Rachadinha, rachadona ou rachadão?

Antes era “mensalão” e “petrolão”, no aumentativo, mas agora é “rachadinha”, no diminutivo. Será que estamos pegando leve com a primeira-família brasileira? A questão vez ou outra aparece nas redes sociais à espera de alguma explicação. Há até quem sugira que se passe a tratar do tema usando o grau aumentativo por uma questão, digamos, de equidade: “rachadona” ou talvez “rachadão”. Será?

Provavelmente, não, embora não se possa contestar a percepção de que o aumentativo e o diminutivo põem em cena afetos diferentes. O que é desmesuradamente grande costuma ser feio ou condenável (bocarra, corpanzil, narigão, comilão, sabichão), mas também não se pode generalizar. Quem não prefere a imponência de um casarão à precariedade de um casebre?

Quanto a “mensalão” e “petrolão”, pouco ou nada se dirá além do óbvio: o aumentativo sugere o trânsito de vultosas somas. “Mensalão” já existia como apelido de um recolhimento de imposto e, salvo engano, foi Roberto Jefferson quem lhe deu o novo sentido (espécie de “mesada” ou pagamento mensal ilícito de altas quantias), logo adotado por toda a imprensa. “Petrolão”, surgido na própria mídia, não teve uso tão generalizado, mas por certo foi uma tentativa de mimetizar o já popular “mensalão”.

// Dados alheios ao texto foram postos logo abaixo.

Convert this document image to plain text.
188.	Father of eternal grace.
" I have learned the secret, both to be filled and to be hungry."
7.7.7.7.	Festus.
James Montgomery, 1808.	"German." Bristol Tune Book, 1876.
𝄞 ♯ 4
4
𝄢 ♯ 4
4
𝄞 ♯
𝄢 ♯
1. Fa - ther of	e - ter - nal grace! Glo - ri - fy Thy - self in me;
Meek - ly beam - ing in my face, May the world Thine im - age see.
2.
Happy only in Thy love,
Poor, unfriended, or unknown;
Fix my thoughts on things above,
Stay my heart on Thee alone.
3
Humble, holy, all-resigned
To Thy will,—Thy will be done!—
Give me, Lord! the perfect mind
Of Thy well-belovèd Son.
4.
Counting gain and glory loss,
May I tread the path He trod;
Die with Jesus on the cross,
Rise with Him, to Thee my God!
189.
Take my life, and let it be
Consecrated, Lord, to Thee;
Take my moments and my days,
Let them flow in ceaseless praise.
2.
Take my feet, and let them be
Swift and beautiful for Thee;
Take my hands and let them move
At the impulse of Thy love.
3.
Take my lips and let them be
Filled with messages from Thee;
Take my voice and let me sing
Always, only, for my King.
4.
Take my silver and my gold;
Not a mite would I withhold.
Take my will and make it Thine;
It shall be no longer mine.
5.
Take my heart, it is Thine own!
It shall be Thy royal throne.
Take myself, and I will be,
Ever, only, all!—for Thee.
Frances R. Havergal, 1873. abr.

“Rachadinha”, no entanto, pouco ou nada diz sobre o montante das quantias desviadas, mas diz, isto sim, sobre a modalidade de ação, embora, a bem da verdade, o sufixo de diminutivo possa insinuar que se trate de coisa de pouca monta. O termo sugere uma ação furtiva, um cambalacho entre comparsas. É possível que tenha surgido entre os próprios usuários da prática.

Do ponto de vista gramatical, tem a mesma estrutura de espiadinha, olhadinha, passadinha, saidinha e outros, de uso regular sobretudo no registro oral. Vale notar que esses termos são derivados de verbos (o ato de espiar, o ato de olhar etc.) e neles o sufixo diminutivo não informa tamanho ou volume, mas a noção de tempo reduzido (uma ação rápida e, ocasionalmente, furtiva). A loteria chamada de “raspadinha” tem a mesma estrutura (com uma ligeira raspada no bilhete, a pessoa obtém o resultado).

Dar uma passadinha em algum lugar é fazer uma breve visita; dar uma saidinha é escapulir para voltar logo (aliás, é o termo informal usado para denominar a saída temporária de presidiários); dar uma batidinha na porta é golpear a superfície com leves pancadas; dar uma espiadinha pelo buraco da fechadura… é fazer uma travessura, mas bem rapidinho.

No português  do Brasil, o verbo “rachar”, no registro informal, quer dizer “dividir”, “repartir” (“rachar a conta do restaurante”, “rachar o prêmio com os amigos”) — e é desse sentido que deriva a conhecida “rachadinha”. Eu te nomeio pra fingir que trabalha no meu gabinete e a gente dá uma rachadinha na grana do teu salário. Topas?

O diminutivo, no caso, parece diminuir a gravidade do fato, reduzido a uma molecagem ou a uma malandragem; a “rachadinha” é uma “boquinha”, uma oportunidade de ganhar dinheiro fácil à custa do erário.

No português do Brasil, o uso afetivo do diminutivo tem alta frequência. Quando nos pedem que esperemos um minutinho, geralmente gastamos bem mais que 60 segundos, mas o sufixo “-inho” torna mais gentil o pedido e arrefece nossa impaciência. Oferecer um cafezinho, fazer uma fezinha na loteria, ajudar a senhorinha a atravessar a rua, arranjar um tempinho, fazer uma viagenzinha, ganhar um dinheirinho extra, dar um pulinho na casa de alguém, esperar um pouquinho, tomar um solzinho, comer um docinho, essas frases são muito naturais no cotidiano dos brasileiros.

O diminutivo pode expressar carinho (Que bonitinho o seu gatinho!), mas também pode sugerir ironia (Ele fez um comentariozinho no fim da reunião; Ele é autor de um livrinho de receitas) ou depreciação (É um professorzinho de cidade pequena; É um juizeco de primeira instância). Uma musiquinha pode ser uma sequência simples de notas (um jingle publicitário que ficou na memória, por exemplo), mas jamais será uma sinfonia. Um feijãozinho com arroz evoca uma comida caseira, familiar, afetiva; já o feijão com arroz pode nem ser comida, mas qualquer coisa comum e repetitiva.

É fato que a alteração de grau – tanto do substantivo como do adjetivo e do advérbio – tem um componente afetivo e, quando a disputa entra no campo da retórica, como ocorre na política, é bom estar atento às sutilezas da língua.